For the love of God (8): Why I love Jürgen Moltmann

A guest-post by Thom Chittom

“I first read Theology of Hope in April 1973,” writes Richard Bauckham, “and I remember that first reading as one of the most exciting theological experiences of my life.”

I couldn’t agree more. My paperback Fortress edition—dog-eared, coffee stained, highlighted, annotated and signed!—is a cornerstone of my theological library. And why? Because of Jürgen Moltmann.

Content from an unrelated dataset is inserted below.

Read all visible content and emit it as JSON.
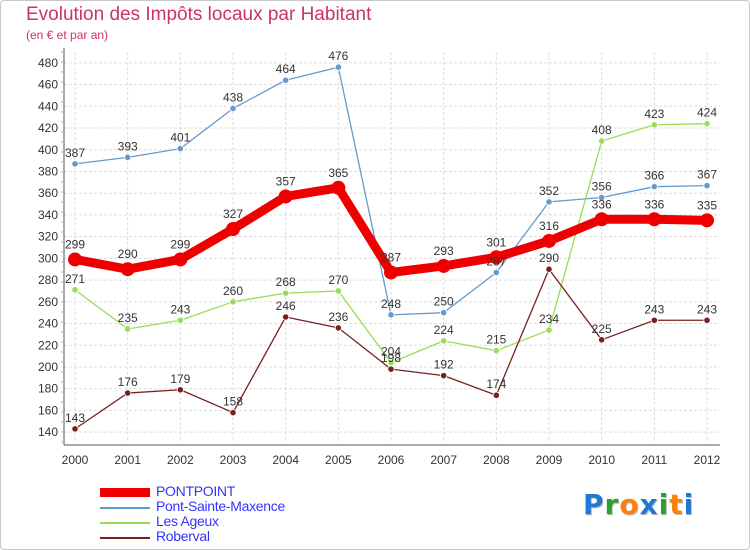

Of course, Jürgen Moltmann may as well come from another planet. I’m an American, and a Southerner at that. Moltmann was a teenage Nazi, a Hamburger in Hitler’s dying Reich. He found hope in Christ as an Allied prisoner of war in Britain, and discovered a theology of hope absorbed in the maverick Marxist machinations of Ernst Bloch’s Das Prinzip Hoffnung while on vacation with his wife Elisabeth. He romantically recited lengthy sections while they walked together along the piney Bayern trails.

Later on, the 1964 publication of Theologie der Hoffnung (translated as Theology of Hope in 1967) made Moltmann the bushy-browed theological superstar of an international Zeitgeist. An impossibility in the present Western malaise, no matter its technologies! Indeed, Moltmann is completely Herr-und-Sie-formal old-school, a luddite who has never even had an email address. When I broached the subject of with him one afternoon, he only scowled: “I’m just an old European!” Yep, Jürgen Moltmann is pretty close to theo-irresistibility!

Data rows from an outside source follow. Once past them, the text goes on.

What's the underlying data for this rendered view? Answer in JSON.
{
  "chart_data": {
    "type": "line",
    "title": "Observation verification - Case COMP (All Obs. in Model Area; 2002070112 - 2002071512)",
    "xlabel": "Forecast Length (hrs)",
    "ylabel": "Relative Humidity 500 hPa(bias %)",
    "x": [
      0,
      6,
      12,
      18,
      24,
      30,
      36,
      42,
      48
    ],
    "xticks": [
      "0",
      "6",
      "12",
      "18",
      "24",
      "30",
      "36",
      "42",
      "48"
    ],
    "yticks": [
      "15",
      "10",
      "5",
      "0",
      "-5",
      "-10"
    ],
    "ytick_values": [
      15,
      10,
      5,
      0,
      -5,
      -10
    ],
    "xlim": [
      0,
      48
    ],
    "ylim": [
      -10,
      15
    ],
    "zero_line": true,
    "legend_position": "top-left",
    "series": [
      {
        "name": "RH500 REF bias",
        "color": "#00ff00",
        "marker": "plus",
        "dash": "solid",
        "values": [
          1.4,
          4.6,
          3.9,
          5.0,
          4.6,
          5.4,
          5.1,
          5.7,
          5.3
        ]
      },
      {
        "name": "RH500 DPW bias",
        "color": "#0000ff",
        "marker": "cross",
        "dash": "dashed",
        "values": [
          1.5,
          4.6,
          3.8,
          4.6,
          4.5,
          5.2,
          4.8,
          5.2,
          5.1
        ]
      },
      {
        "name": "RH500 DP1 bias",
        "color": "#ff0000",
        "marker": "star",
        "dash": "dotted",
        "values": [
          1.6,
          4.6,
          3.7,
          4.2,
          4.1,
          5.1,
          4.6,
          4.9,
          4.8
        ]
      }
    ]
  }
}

See, that father of hope-theology gave me a future. As he says, the resurrection of Christ from the dead “announces the coming of a not yet existing reality from the nature of the truth.” That makes history into real history—real past, real present, real future—rather than dismissing it into an ideological lacuna, as did the premil-dispensationalism of my youth. Unencumbered by the possibilities of the past, Promise strides out of the empty tomb before history itself, pulling everything along behind it, going out to meet its own prophetic pronouncements in missionary zeal, the whole world “involved in God’s eschatological process of history, not only the world of men and nations.” And there, too, is my neighbor! “Faith [in the promises] does not come into its own in becoming radically unworldly, but by hopeful outgoing into the world it becomes a benefit to the world.”

Indeed, I love Jürgen Moltmann because he widened my horizons. He is a prolific theologian (three book-length bibliographies have been published), a political thinker in the best sense of the word, and a man for whom theology is still a wrestling with God. And his message is everywhere and always the same, that “through the knowledge of the resurrection of the crucified the contradiction that is always and everywhere perceptible [is] taken up into the confidence of hope.”